REMAINS TO BE SEEN: “Our Body” as ideology

Katie (who gets credit for this title), Samantha, and I got sucked into the “OUR BODY” exhibit at UT’s Stark Center, which houses a “museum” dedicated to the instillation of norms of human “fitness.” Named after fitness gurus Joe and Betty Weider, its galleries include a huge, rotating plaster cast of a statue of Hercules, a reading room featuring sports history and periodicals; its walls are graced by posters of athletes and groups of men and women working out.

The call to fitness contextualizes the experience of the OUR BODY exhibit. Only during our making our way through the exhibit did its other investments become apparent. Of course, like all exhibits, it is rhetorical, guiding spectators teleologically through its scenes. Lighting, technology, and walls of quotations from philosophers, artists, and anatomists all give dignifying credence to the display.

But there are numerous problems with this series of representations. Numerous scholars and journalists have attended to how the plastinicization of corpses as a way of preserving them for display, the selection of “fit” bodies posed in athletic endeavors, and the pedagogical revelation of “diseased” bodies all may be aligned aesthetically and ideologically with Nazism. They are bodies made to work in the name of freedom from superstition and romance. (See, and the excellent rhetorical/anthropological analysis at

In addition, the gender politics of the exhibit are alarming. Almost all of the “plastinates” as critics call them are male; penises and testes dangle matter-of-factly from most, with signs identifying the penis at every one. The female body is reserved for and sequestered in the “prenatal” area, marked off with warnings about the material within being sensitive and commanding reverence from viewers. Parents are exhorted to escort their children or protect them from this content. Inside this small display, one gets a look at the female reproductive system, with strange emphasis on the vulva, labia, and even pubic hair.

Then there are fetuses suspended in plastic at various stages of development.
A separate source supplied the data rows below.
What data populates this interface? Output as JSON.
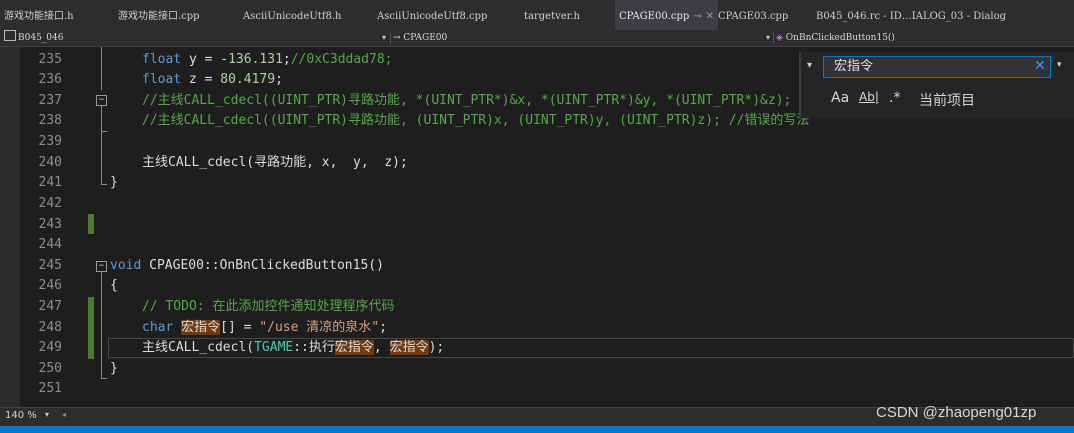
{
  "tabs": [
    {
      "label": "游戏功能接口.h"
    },
    {
      "label": "游戏功能接口.cpp"
    },
    {
      "label": "AsciiUnicodeUtf8.h"
    },
    {
      "label": "AsciiUnicodeUtf8.cpp"
    },
    {
      "label": "targetver.h"
    },
    {
      "label": "CPAGE00.cpp",
      "active": true
    },
    {
      "label": "CPAGE03.cpp"
    },
    {
      "label": "B045_046.rc - ID…IALOG_03 - Dialog"
    }
  ],
  "nav": {
    "project": "B045_046",
    "scope": "CPAGE00",
    "member": "OnBnClickedButton15()"
  },
  "line_numbers": [
    "235",
    "236",
    "237",
    "238",
    "239",
    "240",
    "241",
    "242",
    "243",
    "244",
    "245",
    "246",
    "247",
    "248",
    "249",
    "250",
    "251"
  ],
  "code": {
    "l235_a": "float",
    "l235_b": " y = -",
    "l235_n": "136.131",
    "l235_c": ";",
    "l235_cm": "//0xC3ddad78;",
    "l236_a": "float",
    "l236_b": " z = ",
    "l236_n": "80.4179",
    "l236_c": ";",
    "l237": "//主线CALL_cdecl((UINT_PTR)寻路功能, *(UINT_PTR*)&x, *(UINT_PTR*)&y, *(UINT_PTR*)&z);",
    "l238": "//主线CALL_cdecl((UINT_PTR)寻路功能, (UINT_PTR)x, (UINT_PTR)y, (UINT_PTR)z); //错误的写法",
    "l240": "主线CALL_cdecl(寻路功能, x,  y,  z);",
    "l241": "}",
    "l245_kw": "void",
    "l245_rest": " CPAGE00::OnBnClickedButton15()",
    "l246": "{",
    "l247": "// TODO: 在此添加控件通知处理程序代码",
    "l248_kw": "char",
    "l248_hl": "宏指令",
    "l248_mid": "[] = ",
    "l248_str": "\"/use 清凉的泉水\"",
    "l248_end": ";",
    "l249_a": "主线CALL_cdecl(",
    "l249_cls": "TGAME",
    "l249_b": "::执行",
    "l249_hl1": "宏指令",
    "l249_c": ", ",
    "l249_hl2": "宏指令",
    "l249_d": ");",
    "l250": "}"
  },
  "find": {
    "query": "宏指令",
    "opt_case": "Aa",
    "opt_word": "Ab|",
    "opt_regex": ".*",
    "scope": "当前项目"
  },
  "status": {
    "zoom": "140 %"
  },
  "watermark": "CSDN @zhaopeng01zp",
  "colors": {
    "keyword": "#569cd6",
    "comment": "#57a64a",
    "string": "#d69d85",
    "number": "#b5cea8",
    "type": "#4ec9b0",
    "highlight": "#6e3a12",
    "accent": "#007acc"
  }
}
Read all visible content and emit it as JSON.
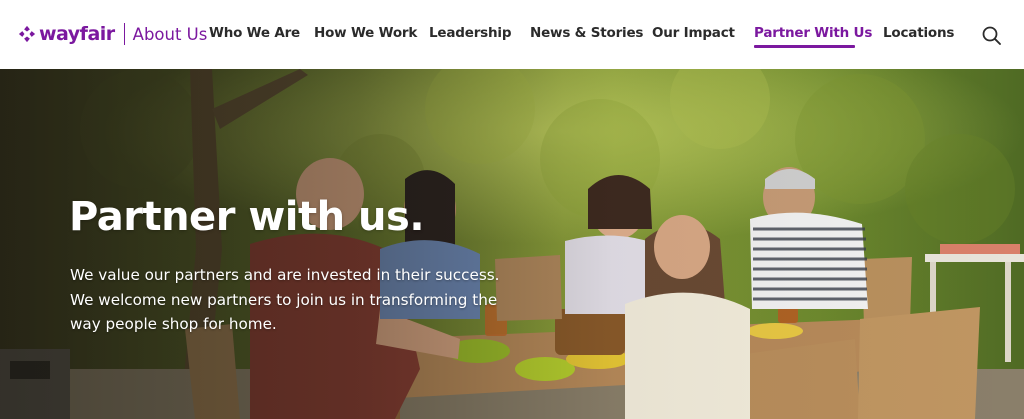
{
  "brand": {
    "logo_text": "wayfair",
    "section_title": "About Us"
  },
  "nav": {
    "items": [
      {
        "label": "Who We Are",
        "active": false
      },
      {
        "label": "How We Work",
        "active": false
      },
      {
        "label": "Leadership",
        "active": false
      },
      {
        "label": "News & Stories",
        "active": false
      },
      {
        "label": "Our Impact",
        "active": false
      },
      {
        "label": "Partner With Us",
        "active": true
      },
      {
        "label": "Locations",
        "active": false
      }
    ],
    "search_icon": "search-icon"
  },
  "hero": {
    "title": "Partner with us.",
    "body_lines": [
      "We value our partners and are invested in their success.",
      "We welcome new partners to join us in transforming the",
      "way people shop for home."
    ]
  },
  "colors": {
    "brand_purple": "#7b189f",
    "nav_text": "#2b2b2b",
    "hero_text": "#ffffff"
  }
}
A wall sign describes the changes in fetal development week-by-week; except for the title of the display outside, the fetus is referred to as “the baby” after the blastocyst stage. The reservation of femininity for reproduction and the reverence dictated toward gestation have clear ideological import. (At the same time, the display of fetuses–shrimplike even at 8-12 weeks–would give pause to any abortion opponent looking for ammunition.)

In other cities around the world, the exhibit has gone under a number of names and has included varying numbers of plastinates. In some exhibits, the donors of corpses and their release forms are put into the foreground. In Austin, however, there is no mention of where the bodies came from. One is struck by the fact that they are overwhelmingly male and Asian in their features and coloration. (There is something seriously disturbing about seeing a corpse holding its own removed skin draped over one extended arm.)

A little digging reveals that it is likely that the bodies in the Austin exhibit (with the exception of the fetuses, of course) are those of Chinese convicts, numbers of whom could have been political prisoners, who were executed or died in prison. There is no way that these once-persons gave their “consent” to participate in this ostensibly educational, scientific project.

According to Boston Herald journalist Darren Garnick, German scientist “Gunther von Hagens’ factory in Dalian, China’s third largest port,
reportedly employs 260 medical school grads to work the “Body Worlds” assembly line. Factory workers get $200-$400 a month to peel skin,
scrape fat off muscle and replace bodily fluids with soft plastic. Based on a presumed 40-hour work week, that comes to $1.25 to $2.50 an hour for what has to be the grossest job in the Eastern Hemisphere” (; see also

This fact more than any other reveals the exhibit as a for-profit enterprise mounted by the self-aggrandizing inventor of the plastinicization process. (Not incidentally, visiting the exhibit is not cheap.)

Finally, the exhibit cultivates pornographic voyeurism, which, one could argue, all such representations do. I am not embracing a scopophobic stance, however. Numbers of groups have protested this exhibit where it has appeared (notable among them are religious groups for the unavoidable materialism of the display). Given the heinous provenance of these bodies, the employment of sweatshop labor in the tranformation of them into objects, and the posing of the dead as physically fit Barbie dolls, protest is a reasonable response.

At the very least, we should encourage spectators to recognize the rhetoricity of the display and to question the conditions of its production and the social relations of its consumption.

At UT, the exhibit is called: “OUR BODY: The Universe Within.” Marketed as a display of “actual human bodies,” the display will, according to promotional material, make it so that “You will never look at your body in the same way again!” It is, according to the brochure, a “blockbuster exhibit!”

The exhortations to regard these molded, arranged bodies as “our bodies” and to learn a new way of seeing ourselves through these viscerally exposed models may cultivate identification with these anonymous others. However, it seems to me that the import of the title “OUR BODIES” is the claim to ownership, wherein property and propriety intersect.